Rosenburg, a 1966 graduate of Northwestern University Pritzker School of Law, was the first major investor in Kellogg’s executive women program. Recounting the story of having to design her own maternity policy as the first and only woman at her law firm, she commended Kellogg’s commitment to developing female leaders and supporting them in their careers more broadly.

Women posing
From left: Victoria H. Medvec, Edith W. CooperEllen J. KullmanSally BlountAnn MDrake and Sheli Z. Rosenburg.

“My time at the law firm was one of the most wonderful but also the loneliest times in my life,” Rosenburg said. “I didn’t see another woman for weeks on end, and I became passionate about seeing women in the business world be successful. And that’s when I met Sally Blount.
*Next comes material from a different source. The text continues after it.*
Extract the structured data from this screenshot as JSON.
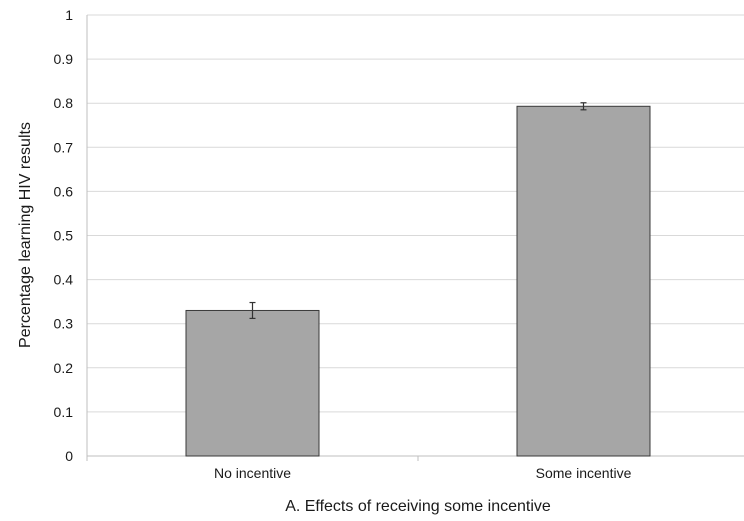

And she shows the path for women.”

Kellogg now has more than 16,000 alumnae and a 42 percent female student body, placing the school among the top 10 business schools for women. Kellogg began admitting women in 1966, the same year Lansing received her undergraduate degree from the Weinberg College of Arts and Sciences. 

Noting how much the world has changed since she began her career, Lansing recounted a newspaper headline published in 1980 when she was appointed president of 20th Century Fox, becoming the first woman to head a major film studio.

“When they put on the front page of the New York Times, ‘Ex-Model Becomes Head of 20th Century Fox,’ I didn’t realize how horrible that was,” Lansing said, noting how the article overlooked her extensive experience in the film industry.

Though Lansing was only 35 years old at the time, she was not the youngest person ever appointed to that job, and she had excelled in a series of positions leading up to that point.

“I had done every job in the studio system, so becoming head of production was quite logical. There just hadn’t ever been a woman before,” she said. “So at the time, I was just so grateful to have the job. But that’s not the way it should be, and it’s not the way it is today.

“I’m so excited by the energy in this room,” Lansing told the crowd. “Women are taking over the world – running the world. You are the future.”